Kim olduğun değil gün sonunda kime dönüştüğündür asıl gerçek olan.

Ruhun bizlere yansıttığı gerçekler vardır. Hissiyat gibi, acı gibi sürükleniş gibi. Yenilgi gibi...

Yalanların ve sırların kalıcı olduğunu artık düşünmüyorum. Neden mi? Çünkü sırları yalanlar ortaya çıkartıyor. Yalanlar sırların sızmasını sağlıyor. Peki şimdi siz söyleyin bir şeyler kalıcı olma özelliğini koruyabilecek mi sonsuza kadar? Bence hayır her şey belli bir zaman diliminde saklı açığa çıkmayı bekliyor.

Gün ışıklarını üzerinde hissetmek istiyor. Hiçbir şey karanlığın sonsuz hükmünde olmak istemez. Kararır yoksa. Her nefis bir yenilik mahkumundan başka bir şey değildir. İki ayrı çizgi belirler hayatı aydınlık ve karanlık. Acı ve mutluluk... Her şey bu iki ikilem arasındadır. Birini seçer birinden vazgeçersin. İkisini bir arada bulunmaz bulunamaz. Başaramazsın çünkü bunları bir arada tutmayı. Biri var olunca diğeri ortalıktan çekilir. İsteyerek istemeyerek.

Ruhların bağlı olduğu duygular vardır. Onunla ya iyileşir ya da yok olmaya başlar. Her alınan darbenin ya yüksek bir çığlığı ya da derin bir izi vardır. Ruh beden gibi yaralarını, hüzünlerini belli etmez. Saklamakta ustadır.

Kaybettirir kendini görünüre. Bulamaz anlayamazsın. Onarmaya çalışır ama o bile farkında değildir ki istese de alınan her darbe onun bir parçası olmuş ondan kopamaz hale gelmiştir. Her yaşanılan her varılan yerden bir izi alırsın acıyla mutlulukla. Ama alırsın. Unutmakta senin elindedir hatırlamakta. Ama unutmayı başarmak bir mucizedir. Zordur. Ama yapmaktan çekinmemek lazım.

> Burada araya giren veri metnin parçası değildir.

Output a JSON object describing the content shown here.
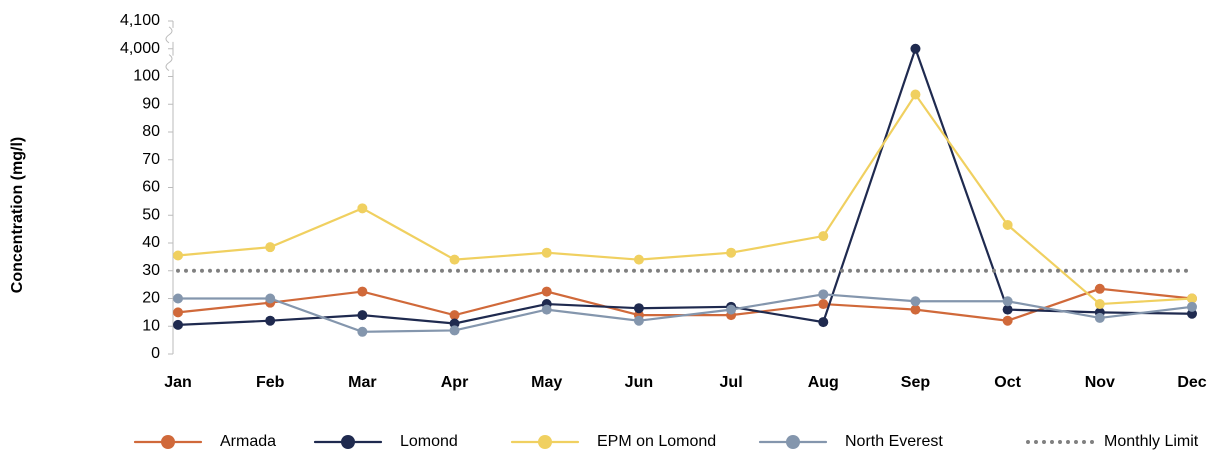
{
  "chart_data": {
    "type": "line",
    "y_label": "Concentration (mg/l)",
    "categories": [
      "Jan",
      "Feb",
      "Mar",
      "Apr",
      "May",
      "Jun",
      "Jul",
      "Aug",
      "Sep",
      "Oct",
      "Nov",
      "Dec"
    ],
    "series": [
      {
        "name": "Armada",
        "color": "#d0693a",
        "marker": true,
        "values": [
          15,
          18.5,
          22.5,
          14,
          22.5,
          14,
          14,
          18,
          16,
          12,
          23.5,
          20
        ]
      },
      {
        "name": "Lomond",
        "color": "#1f2a4f",
        "marker": true,
        "values": [
          10.5,
          12,
          14,
          11,
          18,
          16.5,
          17,
          11.5,
          4000,
          16,
          15,
          14.5
        ]
      },
      {
        "name": "EPM on Lomond",
        "color": "#f0d060",
        "marker": true,
        "values": [
          35.5,
          38.5,
          52.5,
          34,
          36.5,
          34,
          36.5,
          42.5,
          93.5,
          46.5,
          18,
          20
        ]
      },
      {
        "name": "North Everest",
        "color": "#8496ad",
        "marker": true,
        "values": [
          20,
          20,
          8,
          8.5,
          16,
          12,
          16,
          21.5,
          19,
          19,
          13,
          17
        ]
      },
      {
        "name": "Monthly Limit",
        "color": "#808080",
        "marker": false,
        "dotted": true,
        "values": [
          30,
          30,
          30,
          30,
          30,
          30,
          30,
          30,
          30,
          30,
          30,
          30
        ]
      }
    ],
    "ylim": [
      0,
      4100
    ],
    "yticks": [
      0,
      10,
      20,
      30,
      40,
      50,
      60,
      70,
      80,
      90,
      100,
      {
        "value": 4000,
        "label": "4,000"
      },
      {
        "value": 4100,
        "label": "4,100"
      }
    ],
    "y_axis_break": true,
    "grid": false,
    "legend": "bottom"
  }
}
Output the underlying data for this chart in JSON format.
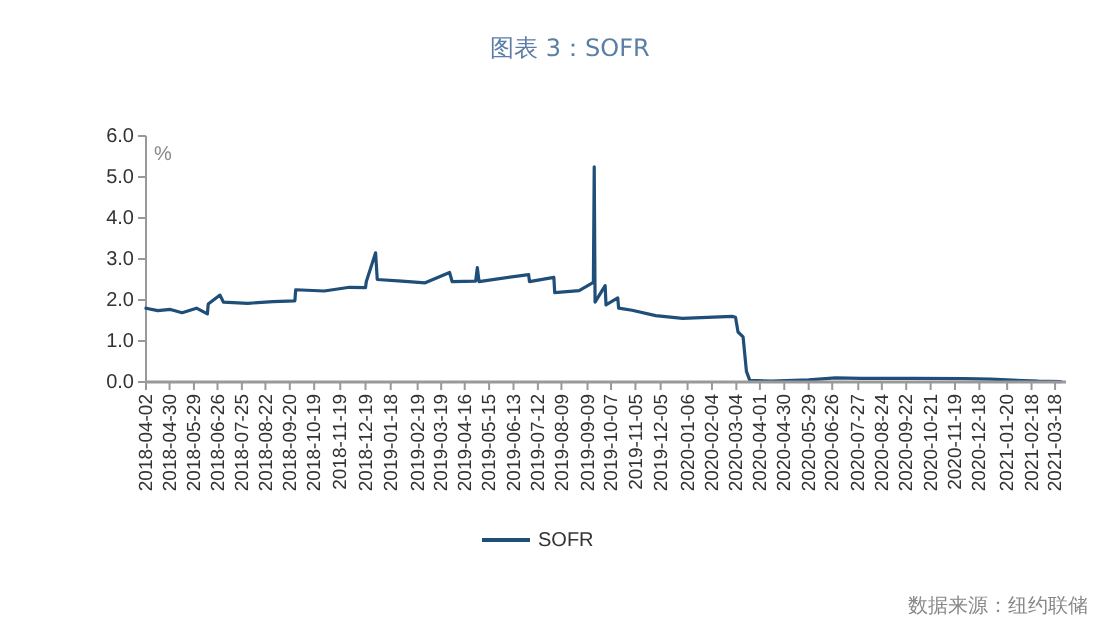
{
  "chart_data": {
    "type": "line",
    "title": "图表 3：SOFR",
    "ylabel": "%",
    "annotations": [
      "数据来源：纽约联储"
    ],
    "x": [
      "2018-04-02",
      "2018-04-16",
      "2018-05-01",
      "2018-05-15",
      "2018-06-01",
      "2018-06-14",
      "2018-06-15",
      "2018-06-29",
      "2018-07-03",
      "2018-08-01",
      "2018-08-31",
      "2018-09-26",
      "2018-09-27",
      "2018-10-31",
      "2018-11-30",
      "2018-12-19",
      "2018-12-20",
      "2018-12-31",
      "2019-01-02",
      "2019-01-31",
      "2019-02-28",
      "2019-03-29",
      "2019-04-01",
      "2019-04-29",
      "2019-05-01",
      "2019-05-03",
      "2019-07-01",
      "2019-07-02",
      "2019-07-31",
      "2019-08-01",
      "2019-08-30",
      "2019-09-16",
      "2019-09-17",
      "2019-09-18",
      "2019-09-30",
      "2019-10-01",
      "2019-10-15",
      "2019-10-16",
      "2019-11-01",
      "2019-11-29",
      "2019-12-31",
      "2020-02-28",
      "2020-03-03",
      "2020-03-06",
      "2020-03-12",
      "2020-03-16",
      "2020-03-20",
      "2020-04-15",
      "2020-05-29",
      "2020-06-30",
      "2020-07-31",
      "2020-09-30",
      "2020-11-30",
      "2020-12-31",
      "2021-02-26",
      "2021-03-25"
    ],
    "series": [
      {
        "name": "SOFR",
        "color": "#1f4e79",
        "values": [
          1.8,
          1.74,
          1.77,
          1.69,
          1.8,
          1.66,
          1.9,
          2.12,
          1.95,
          1.92,
          1.96,
          1.98,
          2.25,
          2.22,
          2.31,
          2.3,
          2.45,
          3.15,
          2.5,
          2.46,
          2.42,
          2.67,
          2.45,
          2.46,
          2.79,
          2.45,
          2.62,
          2.45,
          2.55,
          2.18,
          2.23,
          2.43,
          5.25,
          1.95,
          2.35,
          1.88,
          2.05,
          1.8,
          1.75,
          1.62,
          1.55,
          1.6,
          1.58,
          1.22,
          1.1,
          0.26,
          0.04,
          0.02,
          0.05,
          0.1,
          0.09,
          0.09,
          0.08,
          0.07,
          0.02,
          0.01
        ]
      }
    ],
    "xlim": [
      "2018-04-02",
      "2021-03-31"
    ],
    "xticks": [
      "2018-04-02",
      "2018-04-30",
      "2018-05-29",
      "2018-06-26",
      "2018-07-25",
      "2018-08-22",
      "2018-09-20",
      "2018-10-19",
      "2018-11-19",
      "2018-12-19",
      "2019-01-18",
      "2019-02-19",
      "2019-03-19",
      "2019-04-16",
      "2019-05-15",
      "2019-06-13",
      "2019-07-12",
      "2019-08-09",
      "2019-09-09",
      "2019-10-07",
      "2019-11-05",
      "2019-12-05",
      "2020-01-06",
      "2020-02-04",
      "2020-03-04",
      "2020-04-01",
      "2020-04-30",
      "2020-05-29",
      "2020-06-26",
      "2020-07-27",
      "2020-08-24",
      "2020-09-22",
      "2020-10-21",
      "2020-11-19",
      "2020-12-18",
      "2021-01-20",
      "2021-02-18",
      "2021-03-18"
    ],
    "ylim": [
      0,
      6
    ],
    "yticks": [
      {
        "value": 0,
        "label": "0.0"
      },
      {
        "value": 1,
        "label": "1.0"
      },
      {
        "value": 2,
        "label": "2.0"
      },
      {
        "value": 3,
        "label": "3.0"
      },
      {
        "value": 4,
        "label": "4.0"
      },
      {
        "value": 5,
        "label": "5.0"
      },
      {
        "value": 6,
        "label": "6.0"
      }
    ],
    "grid": false,
    "legend": "bottom",
    "marker": "none",
    "line_style": "solid"
  }
}
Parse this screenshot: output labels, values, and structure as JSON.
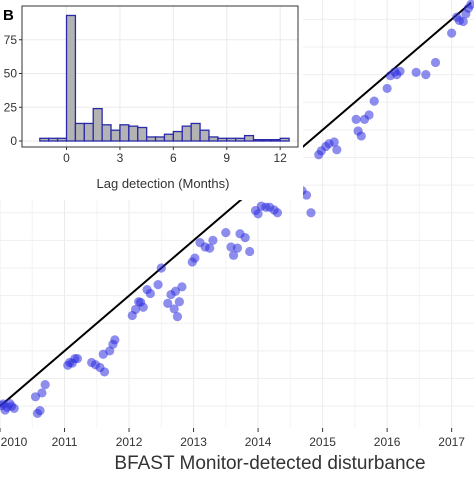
{
  "chart_data": [
    {
      "type": "scatter",
      "xlabel": "BFAST Monitor-detected disturbance",
      "xlim": [
        2010.0,
        2017.3
      ],
      "ylim": [
        2009.75,
        2017.35
      ],
      "x_ticks": [
        "2010",
        "2011",
        "2012",
        "2013",
        "2014",
        "2015",
        "2016",
        "2017"
      ],
      "grid": true,
      "reference_line": {
        "from": [
          2010.0,
          2010.0
        ],
        "to": [
          2017.3,
          2017.3
        ]
      },
      "point_color": "#2f2fe0",
      "points": [
        [
          2010.02,
          2010.01
        ],
        [
          2010.05,
          2010.04
        ],
        [
          2010.08,
          2009.93
        ],
        [
          2010.11,
          2009.98
        ],
        [
          2010.15,
          2010.05
        ],
        [
          2010.18,
          2010.0
        ],
        [
          2010.22,
          2009.96
        ],
        [
          2010.55,
          2010.17
        ],
        [
          2010.58,
          2009.87
        ],
        [
          2010.62,
          2009.92
        ],
        [
          2010.65,
          2010.24
        ],
        [
          2010.7,
          2010.39
        ],
        [
          2011.05,
          2010.74
        ],
        [
          2011.08,
          2010.79
        ],
        [
          2011.12,
          2010.78
        ],
        [
          2011.16,
          2010.86
        ],
        [
          2011.2,
          2010.86
        ],
        [
          2011.42,
          2010.79
        ],
        [
          2011.48,
          2010.75
        ],
        [
          2011.55,
          2010.7
        ],
        [
          2011.6,
          2010.94
        ],
        [
          2011.62,
          2010.62
        ],
        [
          2011.7,
          2011.0
        ],
        [
          2011.75,
          2011.12
        ],
        [
          2011.78,
          2011.2
        ],
        [
          2012.05,
          2011.64
        ],
        [
          2012.1,
          2011.75
        ],
        [
          2012.15,
          2011.89
        ],
        [
          2012.18,
          2011.88
        ],
        [
          2012.22,
          2011.79
        ],
        [
          2012.28,
          2012.11
        ],
        [
          2012.33,
          2012.04
        ],
        [
          2012.45,
          2012.2
        ],
        [
          2012.5,
          2012.5
        ],
        [
          2012.6,
          2011.86
        ],
        [
          2012.65,
          2012.02
        ],
        [
          2012.7,
          2011.76
        ],
        [
          2012.72,
          2012.08
        ],
        [
          2012.75,
          2011.62
        ],
        [
          2012.78,
          2011.89
        ],
        [
          2012.82,
          2012.16
        ],
        [
          2012.98,
          2012.61
        ],
        [
          2013.02,
          2012.68
        ],
        [
          2013.1,
          2012.96
        ],
        [
          2013.18,
          2012.88
        ],
        [
          2013.25,
          2012.86
        ],
        [
          2013.3,
          2013.0
        ],
        [
          2013.5,
          2013.14
        ],
        [
          2013.58,
          2012.88
        ],
        [
          2013.62,
          2012.73
        ],
        [
          2013.68,
          2012.86
        ],
        [
          2013.72,
          2013.12
        ],
        [
          2013.8,
          2013.05
        ],
        [
          2013.87,
          2012.8
        ],
        [
          2013.96,
          2013.54
        ],
        [
          2014.0,
          2013.48
        ],
        [
          2014.05,
          2013.62
        ],
        [
          2014.12,
          2013.6
        ],
        [
          2014.18,
          2013.6
        ],
        [
          2014.25,
          2013.55
        ],
        [
          2014.3,
          2013.5
        ],
        [
          2014.5,
          2013.98
        ],
        [
          2014.55,
          2013.84
        ],
        [
          2014.6,
          2014.0
        ],
        [
          2014.68,
          2013.9
        ],
        [
          2014.75,
          2013.82
        ],
        [
          2014.82,
          2013.5
        ],
        [
          2014.94,
          2014.55
        ],
        [
          2014.98,
          2014.62
        ],
        [
          2015.05,
          2014.7
        ],
        [
          2015.1,
          2014.75
        ],
        [
          2015.18,
          2014.78
        ],
        [
          2015.22,
          2014.64
        ],
        [
          2015.52,
          2015.19
        ],
        [
          2015.55,
          2014.98
        ],
        [
          2015.6,
          2014.89
        ],
        [
          2015.65,
          2015.19
        ],
        [
          2015.72,
          2015.27
        ],
        [
          2015.8,
          2015.52
        ],
        [
          2016.0,
          2015.75
        ],
        [
          2016.05,
          2015.98
        ],
        [
          2016.12,
          2016.05
        ],
        [
          2016.15,
          2016.0
        ],
        [
          2016.2,
          2016.06
        ],
        [
          2016.45,
          2016.04
        ],
        [
          2016.6,
          2016.0
        ],
        [
          2016.75,
          2016.22
        ],
        [
          2017.0,
          2016.75
        ],
        [
          2017.08,
          2017.04
        ],
        [
          2017.12,
          2016.98
        ],
        [
          2017.18,
          2016.96
        ],
        [
          2017.22,
          2017.1
        ],
        [
          2017.26,
          2017.2
        ],
        [
          2017.3,
          2017.27
        ]
      ]
    },
    {
      "type": "bar",
      "panel_label": "B",
      "xlabel": "Lag detection (Months)",
      "x_ticks": [
        "0",
        "3",
        "6",
        "9",
        "12"
      ],
      "y_ticks": [
        "0",
        "25",
        "50",
        "75"
      ],
      "xlim": [
        -2.5,
        13
      ],
      "ylim": [
        0,
        100
      ],
      "bin_width": 0.5,
      "bar_fill": "#b3b3b3",
      "bar_edge": "#2a2aa8",
      "bins": [
        [
          -1.5,
          2
        ],
        [
          -1,
          2
        ],
        [
          -0.5,
          2
        ],
        [
          0,
          93
        ],
        [
          0.5,
          13
        ],
        [
          1,
          13
        ],
        [
          1.5,
          24
        ],
        [
          2,
          12
        ],
        [
          2.5,
          8
        ],
        [
          3,
          12
        ],
        [
          3.5,
          11
        ],
        [
          4,
          10
        ],
        [
          4.5,
          3
        ],
        [
          5,
          3
        ],
        [
          5.5,
          5
        ],
        [
          6,
          7
        ],
        [
          6.5,
          11
        ],
        [
          7,
          13
        ],
        [
          7.5,
          8
        ],
        [
          8,
          3
        ],
        [
          8.5,
          2
        ],
        [
          9,
          2
        ],
        [
          9.5,
          2
        ],
        [
          10,
          4
        ],
        [
          10.5,
          1
        ],
        [
          11,
          1
        ],
        [
          11.5,
          1
        ],
        [
          12,
          2
        ]
      ]
    }
  ]
}
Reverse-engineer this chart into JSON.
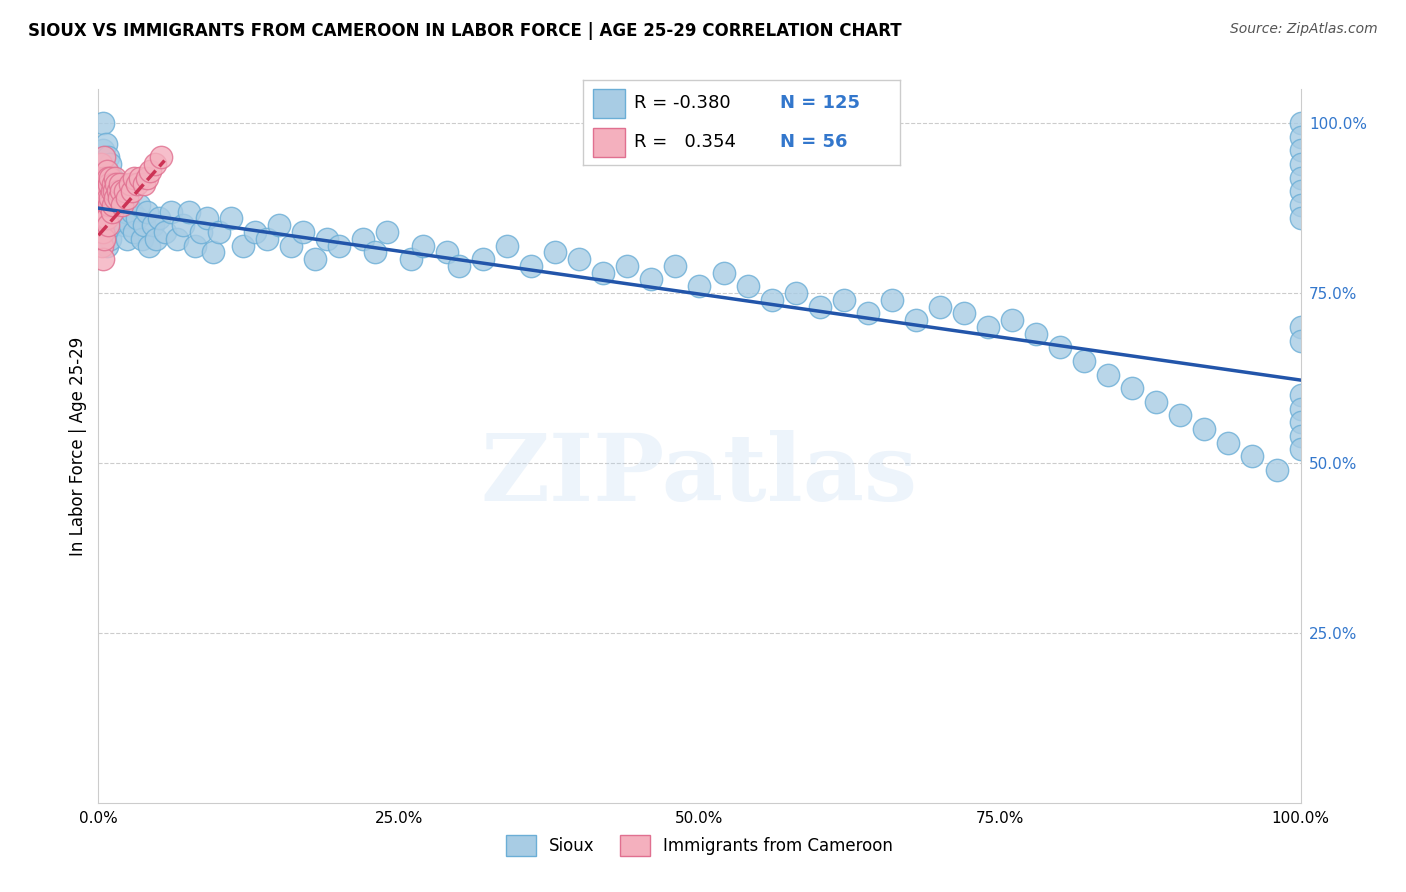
{
  "title": "SIOUX VS IMMIGRANTS FROM CAMEROON IN LABOR FORCE | AGE 25-29 CORRELATION CHART",
  "source": "Source: ZipAtlas.com",
  "ylabel": "In Labor Force | Age 25-29",
  "xlim": [
    0.0,
    1.0
  ],
  "ylim": [
    0.0,
    1.05
  ],
  "xtick_labels": [
    "0.0%",
    "25.0%",
    "50.0%",
    "75.0%",
    "100.0%"
  ],
  "xtick_vals": [
    0.0,
    0.25,
    0.5,
    0.75,
    1.0
  ],
  "ytick_labels_right": [
    "100.0%",
    "75.0%",
    "50.0%",
    "25.0%"
  ],
  "ytick_vals_right": [
    1.0,
    0.75,
    0.5,
    0.25
  ],
  "legend_label1": "Sioux",
  "legend_label2": "Immigrants from Cameroon",
  "r1": -0.38,
  "n1": 125,
  "r2": 0.354,
  "n2": 56,
  "blue_color": "#a8cce4",
  "blue_edge": "#6baed6",
  "pink_color": "#f4b0be",
  "pink_edge": "#e07090",
  "trendline1_color": "#2255aa",
  "trendline2_color": "#cc3355",
  "right_tick_color": "#3377cc",
  "grid_color": "#cccccc",
  "background_color": "#ffffff",
  "watermark_text": "ZIPatlas",
  "trendline1_y0": 0.875,
  "trendline1_y1": 0.622,
  "trendline2_x0": 0.0,
  "trendline2_x1": 0.055,
  "trendline2_y0": 0.835,
  "trendline2_y1": 0.945,
  "sioux_x": [
    0.002,
    0.003,
    0.004,
    0.004,
    0.005,
    0.005,
    0.005,
    0.006,
    0.006,
    0.007,
    0.007,
    0.007,
    0.008,
    0.008,
    0.009,
    0.009,
    0.01,
    0.01,
    0.01,
    0.011,
    0.011,
    0.012,
    0.012,
    0.013,
    0.014,
    0.014,
    0.015,
    0.016,
    0.017,
    0.018,
    0.019,
    0.02,
    0.021,
    0.022,
    0.023,
    0.024,
    0.025,
    0.026,
    0.028,
    0.03,
    0.032,
    0.034,
    0.036,
    0.038,
    0.04,
    0.042,
    0.045,
    0.048,
    0.05,
    0.055,
    0.06,
    0.065,
    0.07,
    0.075,
    0.08,
    0.085,
    0.09,
    0.095,
    0.1,
    0.11,
    0.12,
    0.13,
    0.14,
    0.15,
    0.16,
    0.17,
    0.18,
    0.19,
    0.2,
    0.22,
    0.23,
    0.24,
    0.26,
    0.27,
    0.29,
    0.3,
    0.32,
    0.34,
    0.36,
    0.38,
    0.4,
    0.42,
    0.44,
    0.46,
    0.48,
    0.5,
    0.52,
    0.54,
    0.56,
    0.58,
    0.6,
    0.62,
    0.64,
    0.66,
    0.68,
    0.7,
    0.72,
    0.74,
    0.76,
    0.78,
    0.8,
    0.82,
    0.84,
    0.86,
    0.88,
    0.9,
    0.92,
    0.94,
    0.96,
    0.98,
    1.0,
    1.0,
    1.0,
    1.0,
    1.0,
    1.0,
    1.0,
    1.0,
    1.0,
    1.0,
    1.0,
    1.0,
    1.0,
    1.0,
    1.0
  ],
  "sioux_y": [
    0.88,
    0.92,
    0.96,
    1.0,
    0.95,
    0.9,
    0.85,
    0.97,
    0.88,
    0.93,
    0.87,
    0.82,
    0.95,
    0.89,
    0.91,
    0.86,
    0.94,
    0.88,
    0.83,
    0.92,
    0.87,
    0.9,
    0.85,
    0.88,
    0.91,
    0.86,
    0.89,
    0.87,
    0.9,
    0.86,
    0.88,
    0.91,
    0.85,
    0.88,
    0.87,
    0.83,
    0.88,
    0.85,
    0.87,
    0.84,
    0.86,
    0.88,
    0.83,
    0.85,
    0.87,
    0.82,
    0.85,
    0.83,
    0.86,
    0.84,
    0.87,
    0.83,
    0.85,
    0.87,
    0.82,
    0.84,
    0.86,
    0.81,
    0.84,
    0.86,
    0.82,
    0.84,
    0.83,
    0.85,
    0.82,
    0.84,
    0.8,
    0.83,
    0.82,
    0.83,
    0.81,
    0.84,
    0.8,
    0.82,
    0.81,
    0.79,
    0.8,
    0.82,
    0.79,
    0.81,
    0.8,
    0.78,
    0.79,
    0.77,
    0.79,
    0.76,
    0.78,
    0.76,
    0.74,
    0.75,
    0.73,
    0.74,
    0.72,
    0.74,
    0.71,
    0.73,
    0.72,
    0.7,
    0.71,
    0.69,
    0.67,
    0.65,
    0.63,
    0.61,
    0.59,
    0.57,
    0.55,
    0.53,
    0.51,
    0.49,
    1.0,
    0.98,
    0.96,
    0.94,
    0.92,
    0.9,
    0.88,
    0.86,
    0.7,
    0.68,
    0.6,
    0.58,
    0.56,
    0.54,
    0.52
  ],
  "cameroon_x": [
    0.001,
    0.001,
    0.002,
    0.002,
    0.002,
    0.003,
    0.003,
    0.003,
    0.003,
    0.004,
    0.004,
    0.004,
    0.004,
    0.005,
    0.005,
    0.005,
    0.005,
    0.005,
    0.006,
    0.006,
    0.006,
    0.007,
    0.007,
    0.007,
    0.008,
    0.008,
    0.008,
    0.009,
    0.009,
    0.01,
    0.01,
    0.011,
    0.011,
    0.012,
    0.012,
    0.013,
    0.014,
    0.014,
    0.015,
    0.016,
    0.017,
    0.018,
    0.019,
    0.02,
    0.022,
    0.024,
    0.026,
    0.028,
    0.03,
    0.032,
    0.035,
    0.038,
    0.04,
    0.043,
    0.047,
    0.052
  ],
  "cameroon_y": [
    0.88,
    0.92,
    0.9,
    0.94,
    0.85,
    0.91,
    0.88,
    0.85,
    0.82,
    0.9,
    0.87,
    0.84,
    0.8,
    0.95,
    0.92,
    0.89,
    0.86,
    0.83,
    0.92,
    0.89,
    0.86,
    0.93,
    0.9,
    0.86,
    0.92,
    0.89,
    0.85,
    0.91,
    0.88,
    0.92,
    0.89,
    0.9,
    0.87,
    0.91,
    0.88,
    0.9,
    0.89,
    0.92,
    0.91,
    0.9,
    0.89,
    0.91,
    0.9,
    0.88,
    0.9,
    0.89,
    0.91,
    0.9,
    0.92,
    0.91,
    0.92,
    0.91,
    0.92,
    0.93,
    0.94,
    0.95
  ]
}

Zihinde var olan uyuşmuşluk hissi nedir bilir misin? Ya da ne kadarını bile bilebilirsin? Tam bilinmez aslında ya da tam net söylenemez. Fakat yaşanır veya yaşatırız karşımızda olana . Ve bir de sanki bu biraz da hayali bir şeyi düşünmek gibi var değil ama var olduğunu düşünürsün.

Sence insanlar zihnini uyuşmuş hisseder mi? Yoksa bu bir yanılgının yansıması mı? Veya bunu hissettiğimizi düşünür gerçek sanarız? Peki bizler ne zamandan beridir normalliği bir kenara bırakıp insanı hissizliğe, acıya, kanamaya, kanatmaya böylesine alıştırdık ya da alıştık? Bunun başlangıcı ne zaman başladı? Durdurmakta geciktik mi yoksa daha yolun başında bekliyor muyuz?

Düşünmek her daim beni farklı bir boyuta sürükleyen eylemden öteye gidemedi....

Şimdi terasın balkonunda olan sandalyeye oturmuş soğuk ayazda düşünüyordum. Dünümü, bugünümü ve yarınımı. Neydim? Ne için burada kalıyordum? Beni buraya bağlayan nedenler nelerdi? Başımı yavaşça arkaya doğru yasladım.

Sandalyenin ucunda olan yaslı başım ağrıyordu. Olaylar beni ablukaya almıştı. Yaptığım yapacağım şeyler yoruyordu beni. Üzerimde olan elbiselerim ince olduğu için üşüyor hatta zangır zangır titriyordum ama bunu şu an pekte umursuyor gibi değildim. Önceliklerim vardı. Ve bunlar içinde ilk sırada başka şeyler bulunuyordu.

Kanıtlamak... Doldurulması gereken bir kelime. Herkes bu akşam düzenlenecek olan arenada kendini kanıtlamak için mücadeleler verecekti.

Acımadan karşısına geçen her kimse ona saldıracak yaralayacak belki de öldürecekti de. Ama fark edilmesi gereken bir husus vardı. O da rakiplerinin onların denginde olmaması. Burada kurmuş olduğum plan devreye girecekti ama daha vardı. Akşam olunca her şey istediklerim doğrultusunda ilerleyecekti. Ama tabii bunun getireceği şeylerde vardı tabi.